What happened

A 2025 clinical case report describes a 60-year-old man who wanted to eliminate sodium chloride from his diet. He told clinicians that, after consulting ChatGPT, he replaced table salt with sodium bromide purchased online and consumed it for three months.

He arrived at an emergency department concerned that a neighbor was poisoning him. During the first day of admission, the report describes worsening paranoia, auditory and visual hallucinations, and an attempted escape that led to an involuntary psychiatric hold. Clinicians ultimately diagnosed bromism, or bromide toxicity.

He received fluids, electrolyte treatment, and temporary antipsychotic medication. The report says he was discharged after three weeks and remained stable at a follow-up two weeks later.

What crossed the boundary

Decontextualized chemical information became a sustained dietary practice without review by a clinician, pharmacist, or poison specialist.

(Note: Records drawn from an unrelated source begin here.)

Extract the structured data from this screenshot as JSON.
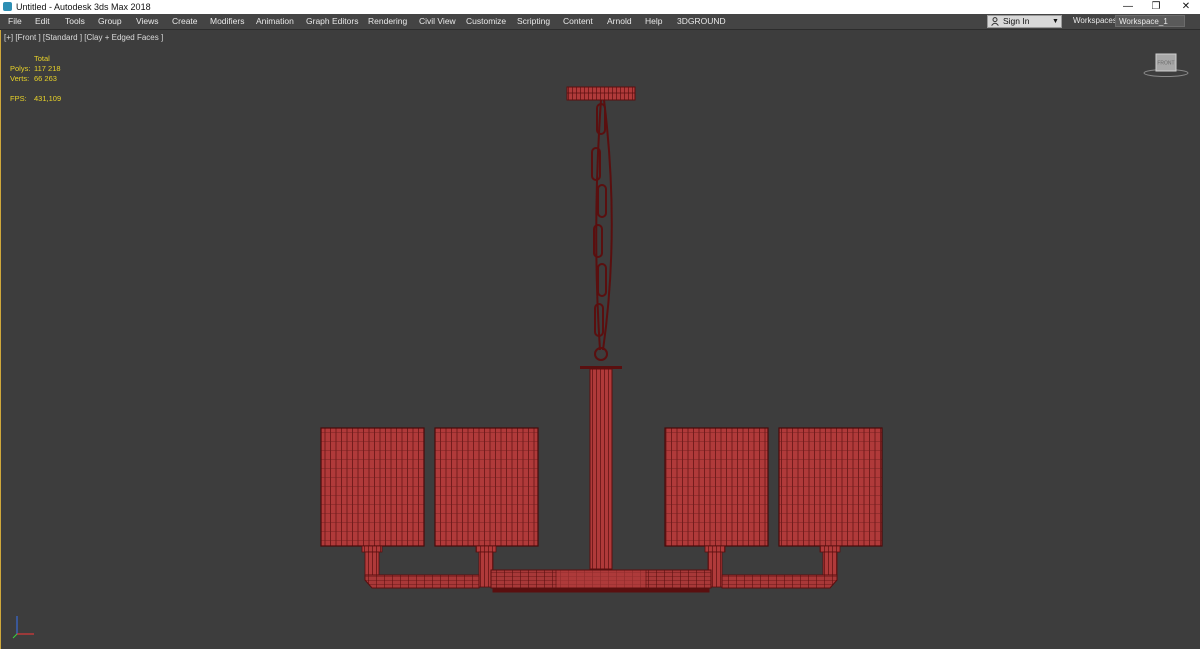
{
  "window": {
    "title": "Untitled - Autodesk 3ds Max 2018",
    "minimize_glyph": "—",
    "maximize_glyph": "❐",
    "close_glyph": "✕"
  },
  "menu": {
    "items": [
      "File",
      "Edit",
      "Tools",
      "Group",
      "Views",
      "Create",
      "Modifiers",
      "Animation",
      "Graph Editors",
      "Rendering",
      "Civil View",
      "Customize",
      "Scripting",
      "Content",
      "Arnold",
      "Help",
      "3DGROUND"
    ],
    "sign_in": "Sign In",
    "workspaces_label": "Workspaces:",
    "workspace_value": "Workspace_1"
  },
  "viewport": {
    "label": "[+] [Front ] [Standard ] [Clay + Edged Faces ]",
    "stats": {
      "header": "Total",
      "polys_label": "Polys:",
      "polys_value": "117 218",
      "verts_label": "Verts:",
      "verts_value": "66 263",
      "fps_label": "FPS:",
      "fps_value": "431,109"
    },
    "viewcube_label": "FRONT",
    "model_color": "#b03a3a",
    "wire_color": "#5a0f0f"
  }
}
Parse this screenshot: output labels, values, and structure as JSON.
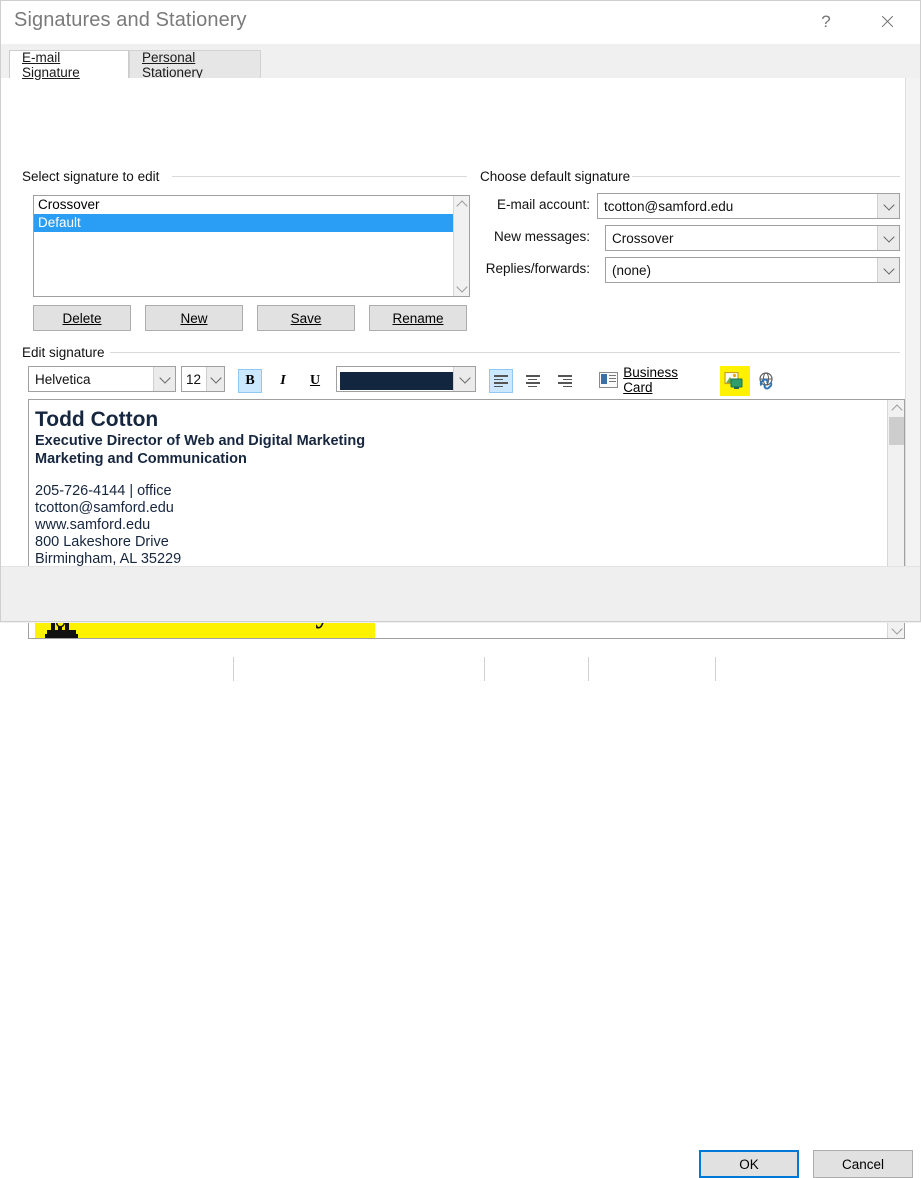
{
  "window": {
    "title": "Signatures and Stationery",
    "help_icon": "question-mark-icon",
    "close_icon": "close-icon"
  },
  "tabs": [
    {
      "label": "E-mail Signature",
      "accel": "E",
      "active": true
    },
    {
      "label": "Personal Stationery",
      "accel": "P",
      "active": false
    }
  ],
  "select_signature": {
    "group_label": "Select signature to edit",
    "items": [
      {
        "label": "Crossover",
        "selected": false
      },
      {
        "label": "Default",
        "selected": true
      }
    ],
    "selected_color": "#2a9df4",
    "buttons": [
      {
        "label": "Delete",
        "accel": "D"
      },
      {
        "label": "New",
        "accel": "N"
      },
      {
        "label": "Save",
        "accel": "S"
      },
      {
        "label": "Rename",
        "accel": "R"
      }
    ]
  },
  "choose_default": {
    "group_label": "Choose default signature",
    "fields": [
      {
        "label": "E-mail account:",
        "value": "tcotton@samford.edu"
      },
      {
        "label": "New messages:",
        "value": "Crossover"
      },
      {
        "label": "Replies/forwards:",
        "value": "(none)"
      }
    ]
  },
  "edit_signature": {
    "group_label": "Edit signature",
    "toolbar": {
      "font_family": "Helvetica",
      "font_size": "12",
      "bold": {
        "label": "B",
        "active": true
      },
      "italic": {
        "label": "I",
        "active": false
      },
      "underline": {
        "label": "U",
        "active": false
      },
      "font_color": "#12263f",
      "align": [
        {
          "name": "align-left",
          "active": true
        },
        {
          "name": "align-center",
          "active": false
        },
        {
          "name": "align-right",
          "active": false
        }
      ],
      "business_card_label": "Business Card",
      "insert_picture_icon": "insert-picture-icon",
      "insert_picture_highlight": "#fff200",
      "insert_hyperlink_icon": "insert-hyperlink-icon"
    },
    "preview": {
      "name": "Todd Cotton",
      "role_line1": "Executive Director of Web and Digital Marketing",
      "role_line2": "Marketing and Communication",
      "contact": [
        "205-726-4144 | office",
        "tcotton@samford.edu",
        "www.samford.edu",
        "800 Lakeshore Drive",
        "Birmingham, AL 35229"
      ],
      "text_color": "#16263f",
      "logo_text": "Samford University",
      "logo_highlight": "#fff200"
    }
  },
  "footer": {
    "ok_label": "OK",
    "cancel_label": "Cancel",
    "focus_color": "#0078d7"
  }
}
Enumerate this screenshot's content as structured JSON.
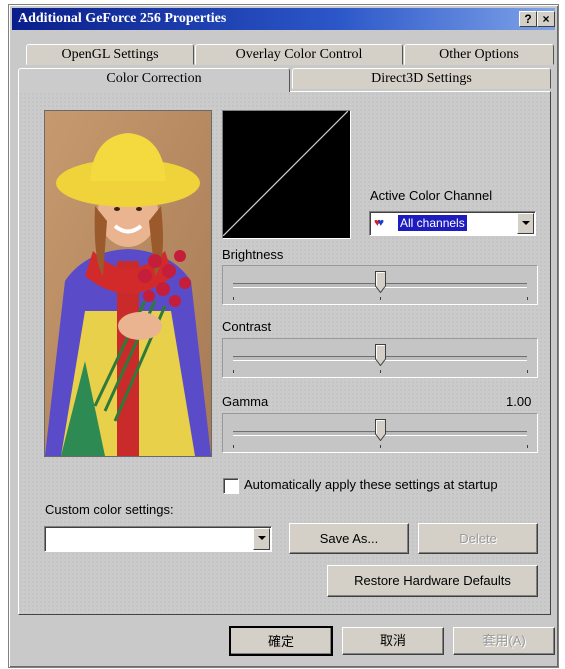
{
  "window": {
    "title": "Additional GeForce 256 Properties",
    "help_label": "?",
    "close_label": "×"
  },
  "tabs_back": [
    "OpenGL Settings",
    "Overlay Color Control",
    "Other Options"
  ],
  "tabs_front": [
    "Color Correction",
    "Direct3D Settings"
  ],
  "active_tab": "Color Correction",
  "color": {
    "active_channel_label": "Active Color Channel",
    "channel_value": "All channels",
    "brightness_label": "Brightness",
    "brightness_level": 0.5,
    "contrast_label": "Contrast",
    "contrast_level": 0.5,
    "gamma_label": "Gamma",
    "gamma_value": "1.00",
    "gamma_level": 0.5,
    "auto_apply_label": "Automatically apply these settings at startup",
    "auto_apply_checked": false,
    "custom_label": "Custom color settings:",
    "custom_value": "",
    "save_as_label": "Save As...",
    "delete_label": "Delete",
    "restore_label": "Restore Hardware Defaults"
  },
  "footer": {
    "ok_label": "確定",
    "cancel_label": "取消",
    "apply_label": "套用(A)"
  },
  "icons": {
    "channel_icon": "rgb-hearts-icon"
  },
  "colors": {
    "title_start": "#0a1e8a",
    "title_end": "#7fa3e8",
    "selection": "#1d1dbf"
  }
}
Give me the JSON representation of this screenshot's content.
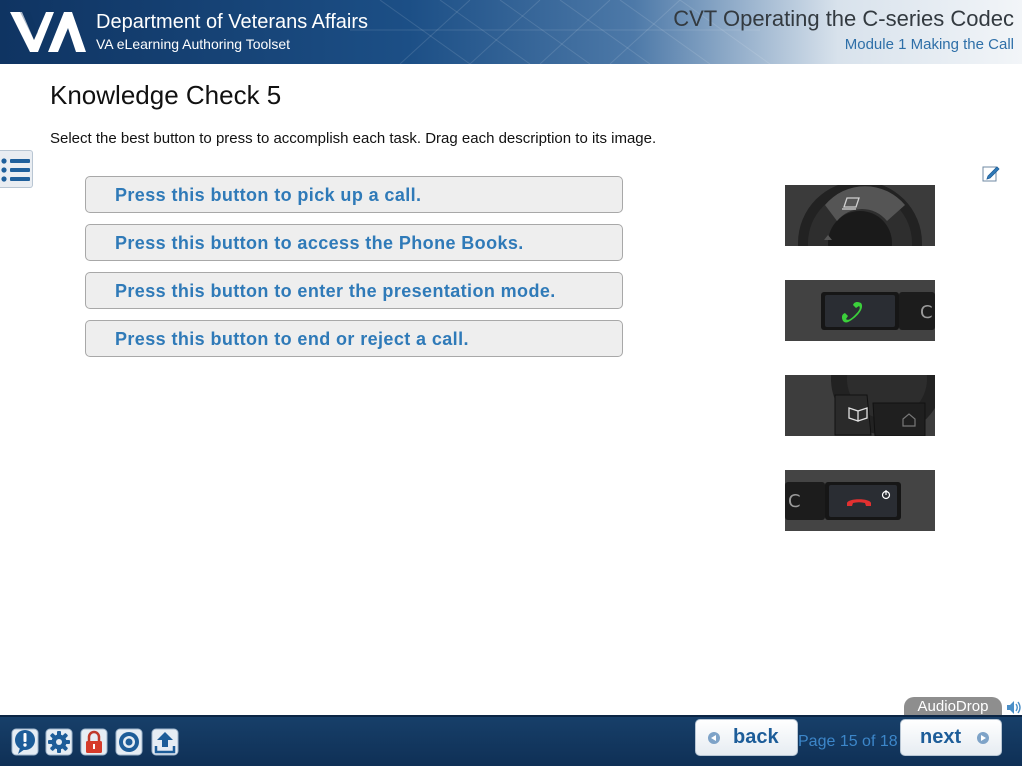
{
  "header": {
    "org_name": "Department of Veterans Affairs",
    "org_sub": "VA eLearning Authoring Toolset",
    "course_title": "CVT Operating the C-series Codec",
    "module_title": "Module 1 Making the Call"
  },
  "content": {
    "page_title": "Knowledge Check 5",
    "instructions": "Select the best button to press to accomplish each task. Drag each description to its image.",
    "drag_items": [
      "Press this button to pick up a call.",
      "Press this button to access the Phone Books.",
      "Press this button to enter the presentation mode.",
      "Press this button to end or reject a call."
    ],
    "targets": [
      {
        "icon": "presentation-button-image",
        "letter": ""
      },
      {
        "icon": "pick-up-call-button-image",
        "letter": "C"
      },
      {
        "icon": "phone-book-button-image",
        "letter": ""
      },
      {
        "icon": "end-call-button-image",
        "letter": "C"
      }
    ]
  },
  "footer": {
    "audiodrop_label": "AudioDrop",
    "back_label": "back",
    "next_label": "next",
    "page_counter": "Page 15 of 18",
    "icons": [
      "help-icon",
      "settings-icon",
      "lock-icon",
      "target-icon",
      "upload-icon"
    ]
  },
  "colors": {
    "header_dark": "#0f3462",
    "accent_blue": "#2f7ab8",
    "footer_bg": "#173f69",
    "call_green": "#3bd03b",
    "end_red": "#e23030"
  }
}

A substitution that can make sense in an industrial context was treated as though it were safe for human consumption.

The important caveat

The authors did not have the patient’s original ChatGPT transcript. They could not verify the exact question, answer, model version, or warnings the patient saw.

The clinicians did test a similar question in ChatGPT 3.5. Their reported response included bromide and said context mattered, but did not provide a specific health warning or ask why the substitution was being considered. That reproduction is supporting context, not proof of the patient’s original exchange.

What the evidence supports

The peer-reviewed report supports the diagnosis, treatment course, the patient’s account of consulting ChatGPT, and his three months of sodium-bromide use. It does not support a verbatim reconstruction of what the chatbot told him.

The practical lesson

Medical advice needs context about the patient, the intended use, dose, and downstream risks. A plausible answer to a chemistry question is not automatically a safe answer to a dietary one.